- Nickname: pudur
- V. Pudur Location in Tamil Nadu, India
- Coordinates: 9°17′N 78°08′E﻿ / ﻿9.29°N 78.14°E
- Country: India
- State: Tamil Nadu
- District: Thoothukudi

Population (2001)
- • Total: 8,037

Languages
- • Official: Tamil
- Time zone: UTC+5:30 (IST)
- PIN: 628905
- Telephone code: 04638
- Vehicle registration: TN69 New TN96

= V. Pudur =

V. Pudur (Vilathikulam Pudur) is a panchayat town in Thoothukudi district in the Indian state of Tamil Nadu.

==Demographics==
As of 2001 India census, V. Pudur had a population of 8037. Males constitute 50% of the population and females 50%. V. Pudur has an average literacy rate of 69%, higher than the national average of 59.5%: male literacy is 78%, and female literacy is 59%. In V. Pudur, 11% of the population is under 6 years of age.

==Economy==

Pudur serves as town for the nearby villages and fulfills the needs of the people such as Education, Medical and Agricultural Business. "Census of India 2011 – Village and Town Directory, Tamil Nadu" The Economy of this area is primarily based on agriculture and allied activities, as reflected in district-level economic classifications. Some popular match industries such as the Century Match Factory in Pudur and the two spinning mills(JAGATHAMBIKA AND VIJAYALAKSHMI) Own by jayavilass Group, situated near Pudur provides employment opportunities for a sound number of people living here. "Industrial Profile of Thoothukudi District" (2018)

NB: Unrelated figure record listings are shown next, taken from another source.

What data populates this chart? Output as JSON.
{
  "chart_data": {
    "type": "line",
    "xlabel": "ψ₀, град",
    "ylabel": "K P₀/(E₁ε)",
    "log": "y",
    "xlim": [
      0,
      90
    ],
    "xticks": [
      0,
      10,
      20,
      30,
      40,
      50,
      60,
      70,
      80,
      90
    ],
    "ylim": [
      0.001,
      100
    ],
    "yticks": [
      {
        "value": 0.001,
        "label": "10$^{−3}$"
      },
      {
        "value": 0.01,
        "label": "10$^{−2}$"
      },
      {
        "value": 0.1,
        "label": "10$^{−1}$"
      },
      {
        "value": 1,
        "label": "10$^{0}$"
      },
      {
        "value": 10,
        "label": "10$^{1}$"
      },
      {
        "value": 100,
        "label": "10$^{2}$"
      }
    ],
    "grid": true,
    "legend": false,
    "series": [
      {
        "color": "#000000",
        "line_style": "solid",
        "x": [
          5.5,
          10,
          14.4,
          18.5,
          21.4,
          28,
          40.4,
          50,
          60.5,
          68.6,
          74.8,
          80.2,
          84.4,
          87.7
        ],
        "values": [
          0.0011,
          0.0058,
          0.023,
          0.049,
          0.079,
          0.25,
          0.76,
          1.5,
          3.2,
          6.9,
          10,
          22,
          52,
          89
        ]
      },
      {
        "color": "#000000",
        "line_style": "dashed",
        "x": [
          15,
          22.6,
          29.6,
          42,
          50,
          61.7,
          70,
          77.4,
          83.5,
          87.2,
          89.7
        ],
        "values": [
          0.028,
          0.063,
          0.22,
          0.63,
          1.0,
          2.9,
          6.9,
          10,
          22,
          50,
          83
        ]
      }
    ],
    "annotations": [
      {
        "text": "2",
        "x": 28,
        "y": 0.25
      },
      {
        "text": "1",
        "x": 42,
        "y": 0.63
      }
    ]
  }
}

Commercial activities in the town is concentrated along major roads such as Anna Salai, Kadalkudi Road and Gandhi Bazaar. ."District Survey Report – Thoothukudi" (2020) Out of these Anna Salai that runs through the town enclose most of the shops and commercial complexes Such as Alagammal Super Market.
Kadalkudi road situated in the east of the town is developing since 2000 that too holds a large number commercial buildings. Gandhi Bazaar was once a popular and busy business area but since the past few years most of the shops were evacuated and moved to Anna Salai and Kadalkudi Road.

==Medical Facilities==

This town has good Govt. Primary Health Center situated in the Vilathukulam road that serves for poor and needy people. Also there are private Doctors in this town Dr. sathrapathy MBBS, Dr. Thirumal Murugan, Dr.A.Jeyalakshmi Lingaiah D.H.M.S., Dr. Suba Barathi BDS, are well known for their service.

==Agriculture==

This is a manavari land (land depending on rain). Farmers cultivate their land in rainy season only. Dry Chilly is one of the major agricultural product grown in this region. Kambu, Cholam are also cultivated in large area.

==Transport==

Pudhur lies on the Arupukottai - Vilathikulam main road and hence served by frequent bus services. The major Towns situated nearby Pudur are Vilathikulam (19 km), Arupukottai (22 km), Sattur (28 km), Kovilpatti (45 km) and Madurai (75 km).

There are direct and frequent bus services from Pudur to Kovilpatti, Thoothukudi, Aruppukottai and Sattur.

Private cabs (Mini bus, Van and Cars) are also available.

==Financial==

There are well established banks in this town which are the:

- Tamil Nadu State Co-Operative Bank
- Pandian Grama Bank
- Thoothukudi District Co-operative bank
- Tamil Nadu Mercantile Bank (TMB)

An ATM is operated by TMB and the ATM is available in the bank premises in the Anna Salai.

==Entertainment==

Until a few years ago there were two talkies at pudur named Seetharamu in the Arupukkottai Road and Rathna in the Vadakkunatham road. Both of these theatres were the entertainment spots to the people in pudur and near by villages for more than 2 decades. Both of them were closed and demolished now due to less public interest.

==Education==

Education is not a burden for the children of Pudur. Well established schools are there in Pudur to educate children. Service is done by

- Govt Higher Secondary School
- Hindu Nadar High School
- Panchayat Union Middle School
- T.D.T.A Primary School
- Sri Krishna Nursery and Primary School
- Government School Kumarachithanpatti
- Mahathma Matriculation School

Also Maharajapuram Seeni Matriculation School at Nagalapuram (the nearby village) Serves with English Medium of Learning.

==Politics==

Pudur Comes under the Assembly constituency of Vilathikulam and LokSabha constituency of Thoothukudi. Formerly it was in Thirunelveli LokSabha constituency.

Pudur is basically a calm town where there is no communal violence or other major crimes registered in the past 30 years.